Really? Identifying leaders? Have we really degenerated to this point? News Flash – If you have to look for leadership it doesn’t exist…

Today’s post is not going to sit well with many in the leadership profession, but then many of my posts seem to have that effect. My premise is a simple one – Leaders need no identification as they instinctively and inevitably make their presence very well known. Place a leader into any environment and their impact will be immediately recognized. There is truth in the old axiom that says “the cream rises to the top.”

Here’s the thing…you really don’t need to work too hard to identify leaders within an organization – they are the ones taking on the greatest levels of responsibility and delivering on their commitments. They are the ones innovating and breaking down barriers. They are the ones who have earned the trust, loyalty, and respect of their co-workers. They are the ones people turn to when things get tough. They are the ones that inspire, motivate, and challenge others. They are the ones that put the needs of others, as well as the needs of the organization, ahead of their own. They are the ones who provide alignment and direction. They are the ones who are engaged. They get the job done, they stand out from the crowd, they don’t need identifying – you know who they are.

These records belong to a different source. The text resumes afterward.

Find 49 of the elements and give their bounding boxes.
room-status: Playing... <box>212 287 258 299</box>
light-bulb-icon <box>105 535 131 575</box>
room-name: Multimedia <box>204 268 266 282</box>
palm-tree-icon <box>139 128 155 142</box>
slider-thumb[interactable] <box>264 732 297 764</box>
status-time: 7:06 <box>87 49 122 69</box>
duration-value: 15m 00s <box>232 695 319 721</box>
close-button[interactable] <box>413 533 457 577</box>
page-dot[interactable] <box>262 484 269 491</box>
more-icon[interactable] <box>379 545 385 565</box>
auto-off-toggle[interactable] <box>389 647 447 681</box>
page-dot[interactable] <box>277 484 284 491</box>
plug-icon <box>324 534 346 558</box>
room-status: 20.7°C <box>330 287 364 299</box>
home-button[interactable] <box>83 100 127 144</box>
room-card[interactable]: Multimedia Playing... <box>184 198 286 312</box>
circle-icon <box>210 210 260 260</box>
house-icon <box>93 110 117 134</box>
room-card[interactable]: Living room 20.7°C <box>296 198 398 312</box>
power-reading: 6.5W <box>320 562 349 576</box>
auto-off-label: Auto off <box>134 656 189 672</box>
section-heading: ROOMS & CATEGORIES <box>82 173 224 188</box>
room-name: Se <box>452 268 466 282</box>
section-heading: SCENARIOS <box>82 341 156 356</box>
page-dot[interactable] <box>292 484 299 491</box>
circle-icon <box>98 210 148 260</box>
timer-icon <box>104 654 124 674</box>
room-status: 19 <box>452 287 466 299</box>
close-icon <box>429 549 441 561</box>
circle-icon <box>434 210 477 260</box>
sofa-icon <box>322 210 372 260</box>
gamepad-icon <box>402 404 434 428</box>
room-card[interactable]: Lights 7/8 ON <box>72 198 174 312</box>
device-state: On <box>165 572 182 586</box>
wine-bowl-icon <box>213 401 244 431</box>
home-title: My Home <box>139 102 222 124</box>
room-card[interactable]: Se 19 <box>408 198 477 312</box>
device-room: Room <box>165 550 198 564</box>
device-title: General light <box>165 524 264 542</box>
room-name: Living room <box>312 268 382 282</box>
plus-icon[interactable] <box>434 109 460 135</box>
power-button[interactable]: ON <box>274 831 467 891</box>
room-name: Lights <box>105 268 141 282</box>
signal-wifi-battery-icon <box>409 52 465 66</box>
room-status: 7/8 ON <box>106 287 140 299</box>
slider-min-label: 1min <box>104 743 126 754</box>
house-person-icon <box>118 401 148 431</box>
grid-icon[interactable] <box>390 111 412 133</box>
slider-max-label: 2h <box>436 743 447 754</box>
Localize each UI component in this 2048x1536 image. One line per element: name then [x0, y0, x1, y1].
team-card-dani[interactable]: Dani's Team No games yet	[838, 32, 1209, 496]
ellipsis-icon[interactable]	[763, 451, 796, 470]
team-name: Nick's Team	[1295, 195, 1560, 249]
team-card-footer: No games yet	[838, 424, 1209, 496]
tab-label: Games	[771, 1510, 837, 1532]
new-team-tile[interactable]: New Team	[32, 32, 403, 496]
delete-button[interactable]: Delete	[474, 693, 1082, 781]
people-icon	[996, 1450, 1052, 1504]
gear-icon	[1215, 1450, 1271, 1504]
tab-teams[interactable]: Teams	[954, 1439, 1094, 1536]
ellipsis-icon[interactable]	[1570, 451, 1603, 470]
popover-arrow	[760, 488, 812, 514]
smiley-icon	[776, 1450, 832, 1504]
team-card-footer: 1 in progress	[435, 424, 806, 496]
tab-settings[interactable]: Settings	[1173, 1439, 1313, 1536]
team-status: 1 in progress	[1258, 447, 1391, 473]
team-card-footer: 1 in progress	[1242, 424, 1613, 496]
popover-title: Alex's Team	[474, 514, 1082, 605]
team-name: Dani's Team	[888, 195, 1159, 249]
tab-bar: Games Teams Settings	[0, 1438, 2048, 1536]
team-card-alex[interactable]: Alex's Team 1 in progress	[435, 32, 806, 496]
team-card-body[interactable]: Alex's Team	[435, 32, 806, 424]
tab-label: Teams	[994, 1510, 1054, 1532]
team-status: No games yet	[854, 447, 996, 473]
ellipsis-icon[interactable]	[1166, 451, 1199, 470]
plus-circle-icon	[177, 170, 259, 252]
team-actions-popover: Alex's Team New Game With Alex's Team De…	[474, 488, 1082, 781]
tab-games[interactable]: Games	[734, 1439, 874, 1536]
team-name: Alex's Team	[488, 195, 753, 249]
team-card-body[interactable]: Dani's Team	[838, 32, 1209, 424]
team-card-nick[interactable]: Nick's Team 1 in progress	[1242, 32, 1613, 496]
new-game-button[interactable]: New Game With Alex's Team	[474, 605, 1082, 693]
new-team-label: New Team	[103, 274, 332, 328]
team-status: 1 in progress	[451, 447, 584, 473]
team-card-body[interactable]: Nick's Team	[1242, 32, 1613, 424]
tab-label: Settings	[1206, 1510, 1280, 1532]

I’ve seen many an executive or consultant attempt to identify leaders with interviews, tests, evaluations, etc., only to fail in miserable fashion. I’ve never been a fan of what I refer to as “make-work” disciplines. By that I mean practice areas that serve no real purpose other than to generate a revenue stream for a coach or consultant, or justify headcount within a department. In my opinion, the practice of leadership identification is simply based upon flawed business logic, and it is make-work in the purest form. I’m a huge advocate of refining initiatives that allow any level of talent to be developed to the maximum potential. Leaders and non-leaders alike need career-pathing, training, and development. I’m just not a believer in attempting to label someone as a leader and develop them as such when they are clearly not.

Let me be very clear – there is not always a direct correlation between testing well and leading well. Don’t give people tests – give them responsibility. There is really only one sure-fire method for identifying leaders – Do they have the character and integrity to do the right thing, for the right reason, at the right time. The answer to this test will be born out through their actions. Give them responsibility and see what they do with it. You’ll find out quickly enough if you have a leader.

Organizations short on leadership talent find themselves in such a position for a reason…current leadership failed to lead. If you find yourself within an organization that has a leadership vacuum you won’t fill it by drafting someone into a leadership role and hoping that they perform. Beyond the character test, the first prerequisite for leadership is the willingness to lead. As much as most companies don’t want to admit this, it is highly unlikely that you have anyone in your organization that has a great leadership attitude and aptitude that hasn’t already been identified.

Bottom line…the way you identify leaders is not through psychological profiling or some miraculous transformative process. You identify leaders by their actions and their performance. Real leaders will find you…you don’t need to go looking for them.